The Pandemic Years

Pandemic Years

These 3 years of pandemic have taught me so much about myself and others. We always talk about getting rid of the leaves and dead branches in our lives. I’ve learned that sometimes we have re-plant the entire tree to get better roots and better results. This I’m just realizing. It was a light bulb moment for sure.  The tree was kind of like in a bucket and not growing. Now it’s being planted near other viable plants to help it grow.

As the year ended I reflected on not just this past year but also the past few years. It was like removing toxic blinders. Or better yet, I stopped taking the blue pill. I saw things how they really were. Doing that, you sometimes create an amazing hybrid.

I know some of the events I caused or even allowed to happen. I have this habit of giving people multiple chances thinking they will change, yet knowing they wouldn’t.

There’s no time like the present to make changes and fix the situation. As each year begins I see and hear the same thing. “I’m going to cut them off at me beginning of the year.”

First, why wait? Do it now. Sometimes I understand it maybe fear causing person to wait. My thought on that is, they didn’t wait until the beginning of the year to become toxic. Occasionally you may care just a bit too much or have attachment concerns.

Second do you clean your house once a year? Or do you do it often throughout the year? Negative behavior doesn’t get rewarded with ice cream and candy.

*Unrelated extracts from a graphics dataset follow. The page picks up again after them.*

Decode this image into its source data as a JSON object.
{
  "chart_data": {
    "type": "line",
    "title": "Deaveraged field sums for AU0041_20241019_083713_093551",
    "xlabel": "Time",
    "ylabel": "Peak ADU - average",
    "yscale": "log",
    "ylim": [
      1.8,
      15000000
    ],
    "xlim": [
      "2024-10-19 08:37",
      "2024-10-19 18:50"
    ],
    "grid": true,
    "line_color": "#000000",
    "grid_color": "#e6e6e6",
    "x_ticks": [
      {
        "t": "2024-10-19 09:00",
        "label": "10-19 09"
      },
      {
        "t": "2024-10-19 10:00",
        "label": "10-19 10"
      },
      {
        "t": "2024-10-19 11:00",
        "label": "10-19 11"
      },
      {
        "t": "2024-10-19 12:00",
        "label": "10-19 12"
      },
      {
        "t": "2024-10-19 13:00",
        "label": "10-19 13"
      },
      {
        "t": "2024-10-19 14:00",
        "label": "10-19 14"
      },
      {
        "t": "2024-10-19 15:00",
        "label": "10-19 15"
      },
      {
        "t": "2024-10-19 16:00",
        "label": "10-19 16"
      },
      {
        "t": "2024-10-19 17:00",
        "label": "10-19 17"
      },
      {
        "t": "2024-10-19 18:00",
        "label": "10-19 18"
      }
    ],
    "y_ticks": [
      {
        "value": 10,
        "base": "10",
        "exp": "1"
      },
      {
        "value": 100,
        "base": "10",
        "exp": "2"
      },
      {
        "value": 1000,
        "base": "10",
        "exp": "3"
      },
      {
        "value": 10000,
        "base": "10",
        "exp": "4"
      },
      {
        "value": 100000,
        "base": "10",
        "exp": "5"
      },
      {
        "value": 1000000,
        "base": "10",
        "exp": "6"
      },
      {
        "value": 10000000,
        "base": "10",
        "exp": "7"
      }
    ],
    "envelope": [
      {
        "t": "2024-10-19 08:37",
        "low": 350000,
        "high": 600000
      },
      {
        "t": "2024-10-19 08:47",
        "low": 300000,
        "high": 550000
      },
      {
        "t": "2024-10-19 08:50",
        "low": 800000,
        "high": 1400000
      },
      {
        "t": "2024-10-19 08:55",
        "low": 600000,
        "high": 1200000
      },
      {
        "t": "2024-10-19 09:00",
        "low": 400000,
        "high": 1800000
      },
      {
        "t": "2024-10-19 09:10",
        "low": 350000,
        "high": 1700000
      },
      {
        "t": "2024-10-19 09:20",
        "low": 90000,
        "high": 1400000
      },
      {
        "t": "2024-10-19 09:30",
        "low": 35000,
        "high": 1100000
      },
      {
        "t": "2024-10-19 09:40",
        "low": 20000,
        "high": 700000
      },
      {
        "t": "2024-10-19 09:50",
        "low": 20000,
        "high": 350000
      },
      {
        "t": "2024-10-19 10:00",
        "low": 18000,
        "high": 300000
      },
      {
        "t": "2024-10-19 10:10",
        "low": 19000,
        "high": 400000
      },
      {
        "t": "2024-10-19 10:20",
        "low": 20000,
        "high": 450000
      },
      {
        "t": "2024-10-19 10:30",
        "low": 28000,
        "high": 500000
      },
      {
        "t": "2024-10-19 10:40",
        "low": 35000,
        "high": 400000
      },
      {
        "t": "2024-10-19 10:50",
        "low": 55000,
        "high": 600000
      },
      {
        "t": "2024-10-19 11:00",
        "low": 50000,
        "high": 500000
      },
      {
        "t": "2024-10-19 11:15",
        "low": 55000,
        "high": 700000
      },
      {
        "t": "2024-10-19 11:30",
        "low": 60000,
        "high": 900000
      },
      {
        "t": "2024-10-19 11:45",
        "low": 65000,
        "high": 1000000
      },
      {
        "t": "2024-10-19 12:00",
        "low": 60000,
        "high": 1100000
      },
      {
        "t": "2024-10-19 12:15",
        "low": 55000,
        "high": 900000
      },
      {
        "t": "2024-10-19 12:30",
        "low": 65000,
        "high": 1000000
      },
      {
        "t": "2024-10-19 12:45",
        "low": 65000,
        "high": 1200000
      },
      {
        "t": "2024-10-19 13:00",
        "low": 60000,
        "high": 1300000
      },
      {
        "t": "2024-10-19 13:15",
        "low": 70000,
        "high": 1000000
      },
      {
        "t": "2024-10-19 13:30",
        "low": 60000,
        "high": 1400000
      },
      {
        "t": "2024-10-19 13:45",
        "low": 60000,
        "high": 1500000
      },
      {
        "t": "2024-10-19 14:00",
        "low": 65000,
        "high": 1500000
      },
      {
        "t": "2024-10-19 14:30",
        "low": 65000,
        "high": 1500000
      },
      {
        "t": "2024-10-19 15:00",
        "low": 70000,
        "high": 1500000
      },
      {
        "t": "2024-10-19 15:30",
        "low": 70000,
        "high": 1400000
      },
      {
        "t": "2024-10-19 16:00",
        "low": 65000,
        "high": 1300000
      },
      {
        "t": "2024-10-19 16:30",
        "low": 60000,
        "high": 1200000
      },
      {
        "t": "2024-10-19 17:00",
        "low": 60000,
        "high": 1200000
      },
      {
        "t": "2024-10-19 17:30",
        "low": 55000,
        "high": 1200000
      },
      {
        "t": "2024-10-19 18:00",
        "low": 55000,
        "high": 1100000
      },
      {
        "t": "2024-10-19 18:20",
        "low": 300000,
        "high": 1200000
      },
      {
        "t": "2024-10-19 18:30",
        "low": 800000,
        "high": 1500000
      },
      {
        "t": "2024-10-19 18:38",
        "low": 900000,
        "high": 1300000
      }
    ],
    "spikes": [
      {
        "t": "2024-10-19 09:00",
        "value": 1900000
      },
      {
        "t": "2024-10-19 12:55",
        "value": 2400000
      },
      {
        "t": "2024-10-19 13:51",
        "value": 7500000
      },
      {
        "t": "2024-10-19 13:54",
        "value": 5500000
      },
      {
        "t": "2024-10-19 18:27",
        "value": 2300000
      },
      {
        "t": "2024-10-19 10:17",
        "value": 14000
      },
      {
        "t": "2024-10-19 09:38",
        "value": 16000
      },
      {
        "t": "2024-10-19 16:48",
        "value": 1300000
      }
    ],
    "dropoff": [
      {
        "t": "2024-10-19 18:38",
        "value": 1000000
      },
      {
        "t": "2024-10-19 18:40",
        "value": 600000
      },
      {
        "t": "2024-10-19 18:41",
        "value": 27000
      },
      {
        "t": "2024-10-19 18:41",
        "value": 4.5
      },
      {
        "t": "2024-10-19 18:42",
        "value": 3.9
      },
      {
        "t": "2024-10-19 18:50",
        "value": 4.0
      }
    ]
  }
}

The beginning of the pandemic started right after going back to work following my surgery. I was already fed up by that point and started cutting people off. However, it wasn’t a year in that I realized I needed to make more drastic changes. Crazy that it took me getting focus to see that. Now I see one of my “roots” is deadly and needs to neutered and neutralized before causing more harm.

I love my family and close friends. Still I understand not everyone can continue on the journey with me. You know what? I’m okay with that. After all, everyone isn’t supposed to be there for a lifetime. Just as when someone falls asleep in death, we learn to move forward. This emotional death is no different, I will move forward. New roots are being planted each and everyday.